Kleine Claus
en grote Claus In een dorp woonden eens twee mensen die allebei
dezelfde naam hadden: ze heetten allebei Claus,
maar de een had vier paarden en de ander had er
maar één.
Om ze uit elkaar te kunnen houden, noemden de
mensen de man die vier paarden had, grote Claus en
de man die maar één paard had, kleine Claus. En
nu gaan we horen hoe het die twee verging, want
dat is een waar verhaal! De hele week moest kleine
Claus ploegen voor grote Claus en hem zijn enige
paard lenen. Daarna hielp grote Claus hem dan weer
met alle vier zijn paarden, maar niet vaker dan
één keer in de week, en wel op zondag. Hopsa!

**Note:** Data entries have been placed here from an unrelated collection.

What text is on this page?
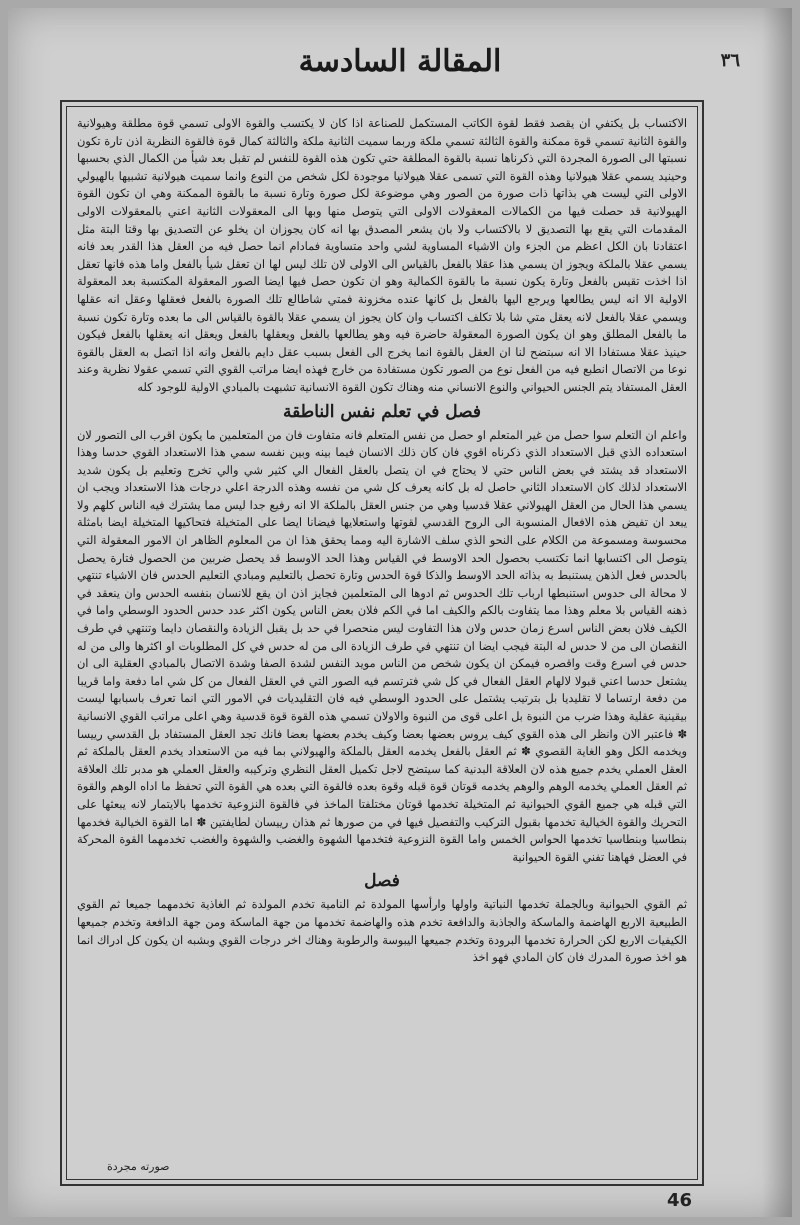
المقالة السادسة	٣٦

الاكتساب بل يكتفي ان يقصد فقط لقوة الكاتب المستكمل للصناعة اذا كان لا يكتسب والقوة الاولى تسمي قوة مطلقة وهيولانية والقوة الثانية تسمي قوة ممكنة والقوة الثالثة تسمي ملكة وربما سميت الثانية ملكة والثالثة كمال قوة فالقوة النظرية اذن تارة تكون نسبتها الى الصورة المجردة التي ذكرناها نسبة بالقوة المطلقة حتي تكون هذه القوة للنفس لم تقبل بعد شيأ من الكمال الذي بحسبها وحينيد يسمي عقلا هيولانيا وهذه القوة التي تسمى عقلا هيولانيا موجودة لكل شخص من النوع وانما سميت هيولانية تشبيها بالهيولي الاولى التي ليست هي بذاتها ذات صورة من الصور وهي موضوعة لكل صورة وتارة نسبة ما بالقوة الممكنة وهي ان تكون القوة الهيولانية قد حصلت فيها من الكمالات المعقولات الاولى التي يتوصل منها وبها الى المعقولات الثانية اعني بالمعقولات الاولى المقدمات التي يقع بها التصديق لا بالاكتساب ولا بان يشعر المصدق بها انه كان يجوزان ان يخلو عن التصديق بها وقتا البتة مثل اعتقادنا بان الكل اعظم من الجزء وان الاشياء المساوية لشي واحد متساوية فمادام انما حصل فيه من العقل هذا القدر بعد فانه يسمي عقلا بالملكة ويجوز ان يسمي هذا عقلا بالفعل بالقياس الى الاولى لان تلك ليس لها ان تعقل شيأ بالفعل واما هذه فانها تعقل اذا اخذت تقيس بالفعل وتارة يكون نسبة ما بالقوة الكمالية وهو ان تكون حصل فيها ايضا الصور المعقولة المكتسبة بعد المعقولة الاولية الا انه ليس يطالعها ويرجع اليها بالفعل بل كانها عنده مخزونة فمتي شاطالع تلك الصورة بالفعل فعقلها وعقل انه عقلها ويسمي عقلا بالفعل لانه يعقل متي شا بلا تكلف اكتساب وان كان يجوز ان يسمي عقلا بالقوة بالقياس الى ما بعده وتارة تكون نسبة ما بالفعل المطلق وهو ان يكون الصورة المعقولة حاضرة فيه وهو يطالعها بالفعل ويعقلها بالفعل ويعقل انه يعقلها بالفعل فيكون حينيذ عقلا مستفادا الا انه سبتضح لنا ان العقل بالقوة انما يخرج الى الفعل بسبب عقل دايم بالفعل وانه اذا اتصل به العقل بالقوة نوعا من الاتصال انطبع فيه من الفعل نوع من الصور تكون مستفادة من خارج فهذه ايضا مراتب القوي التي تسمي عقولا نظرية وعند العقل المستفاد يتم الجنس الحيواني والنوع الانساني منه وهناك تكون القوة الانسانية تشبهت بالمبادي الاولية للوجود كله

فصل في تعلم نفس الناطقة

واعلم ان التعلم سوا حصل من غير المتعلم او حصل من نفس المتعلم فانه متفاوت فان من المتعلمين ما يكون اقرب الى التصور لان استعداده الذي قبل الاستعداد الذي ذكرناه اقوي فان كان ذلك الانسان فيما بينه وبين نفسه سمي هذا الاستعداد القوي حدسا وهذا الاستعداد قد يشتد في بعض الناس حتي لا يحتاج في ان يتصل بالعقل الفعال الي كثير شي والي تخرج وتعليم بل يكون شديد الاستعداد لذلك كان الاستعداد الثاني حاصل له بل كانه يعرف كل شي من نفسه وهذه الدرجة اعلي درجات هذا الاستعداد ويجب ان يسمي هذا الحال من العقل الهيولاني عقلا قدسيا وهي من جنس العقل بالملكة الا انه رفيع جدا ليس مما يشترك فيه الناس كلهم ولا يبعد ان تفيض هذه الافعال المنسوبة الى الروح القدسي لقوتها واستعلايها فيضانا ايضا على المتخيلة فتحاكيها المتخيلة ايضا بامثلة محسوسة ومسموعة من الكلام على النحو الذي سلف الاشارة اليه ومما يحقق هذا ان من المعلوم الظاهر ان الامور المعقولة التي يتوصل الى اكتسابها انما تكتسب بحصول الحد الاوسط في القياس وهذا الحد الاوسط قد يحصل ضربين من الحصول فتارة يحصل بالحدس فعل الذهن يستنبط به بذاته الحد الاوسط والذكا قوة الحدس وتارة تحصل بالتعليم ومبادي التعليم الحدس فان الاشياء تنتهي لا محالة الى حدوس استنبطها ارباب تلك الحدوس ثم ادوها الى المتعلمين فجايز اذن ان يقع للانسان بنفسه الحدس وان ينعقد في ذهنه القياس بلا معلم وهذا مما يتفاوت بالكم والكيف اما في الكم فلان بعض الناس يكون اكثر عدد حدس الحدود الوسطي واما في الكيف فلان بعض الناس اسرع زمان حدس ولان هذا التفاوت ليس منحصرا في حد بل يقبل الزيادة والنقصان دايما وتنتهي في طرف النقصان الى من لا حدس له البتة فيجب ايضا ان تنتهي في طرف الزيادة الى من له حدس في كل المطلوبات او اكثرها والى من له حدس في اسرع وقت واقصره فيمكن ان يكون شخص من الناس مويد النفس لشدة الصفا وشدة الاتصال بالمبادي العقلية الى ان يشتعل حدسا اعني قبولا لالهام العقل الفعال في كل شي فترتسم فيه الصور التي في العقل الفعال من كل شي اما دفعة واما قريبا من دفعة ارتساما لا تقليديا بل بترتيب يشتمل على الحدود الوسطي فيه فان التقليديات في الامور التي انما تعرف باسبابها ليست بيقينية عقلية وهذا ضرب من النبوة بل اعلى قوى من النبوة والاولان تسمي هذه القوة قوة قدسية وهي اعلى مراتب القوي الانسانية ✽ فاعتبر الان وانظر الى هذه القوي كيف يروس بعضها بعضا وكيف يخدم بعضها بعضا فانك تجد العقل المستفاد بل القدسي رييسا ويخدمه الكل وهو الغاية القصوي ✽ ثم العقل بالفعل يخدمه العقل بالملكة والهيولاني بما فيه من الاستعداد يخدم العقل بالملكة ثم العقل العملي يخدم جميع هذه لان العلاقة البدنية كما سيتضح لاجل تكميل العقل النظري وتركيبه والعقل العملي هو مدبر تلك العلاقة ثم العقل العملي يخدمه الوهم والوهم يخدمه قوتان قوة قبله وقوة بعده فالقوة التي بعده هي القوة التي تحفظ ما اداه الوهم والقوة التي قبله هي جميع القوي الحيوانية ثم المتخيلة تخدمها قوتان مختلفتا الماخذ في فالقوة النزوعية تخدمها بالايتمار لانه يبعثها على التحريك والقوة الخيالية تخدمها بقبول التركيب والتفصيل فيها في من صورها ثم هذان رييسان لطايفتين ✽ اما القوة الخيالية فخدمها بنطاسيا وبنطاسيا تخدمها الحواس الخمس واما القوة النزوعية فتخدمها الشهوة والغضب والشهوة والغضب تخدمهما القوة المحركة في العضل فهاهنا تفني القوة الحيوانية

فصل

ثم القوي الحيوانية وبالجملة تخدمها النباتية واولها وارأسها المولدة ثم النامية تخدم المولدة ثم الغاذية تخدمهما جميعا ثم القوي الطبيعية الاربع الهاضمة والماسكة والجاذبة والدافعة تخدم هذه والهاضمة تخدمها من جهة الماسكة ومن جهة الدافعة وتخدم جميعها الكيفيات الاربع لكن الحرارة تخدمها البرودة وتخدم جميعها اليبوسة والرطوبة وهناك اخر درجات القوي وبشبه ان يكون كل ادراك انما هو اخذ صورة المدرك فان كان المادي فهو اخذ

صورته مجردة
46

Wat liet kleine Claus zijn zweep over alle vijf de
paarden knallen; ze waren zo goed als van hem, die
ene dag. De zon scheen heerlijk en alle klokken in
de kerktoren luidden voor de dienst. De mensen
zagen er keurig uit, ze liepen met hun psalmboek
onder hun arm naar de kerk om de dominee te horen
preken en ze keken naar kleine Claus, die met vijf
paarden aan het ploegen was en zo tevreden was dat
hij weer met zijn zweep knalde en riep: ‘Hop, al
mijn paarden!’ ‘Dat mag je niet zeggen,’ zei
grote Claus, ‘want alleen dat ene paard is maar
van jou. Maar als er weer iemand langsliep op weg
naar de kerk, vergat kleine Claus dat hij dat niet
mocht zeggen en riep: ‘Hop, al mijn paarden!’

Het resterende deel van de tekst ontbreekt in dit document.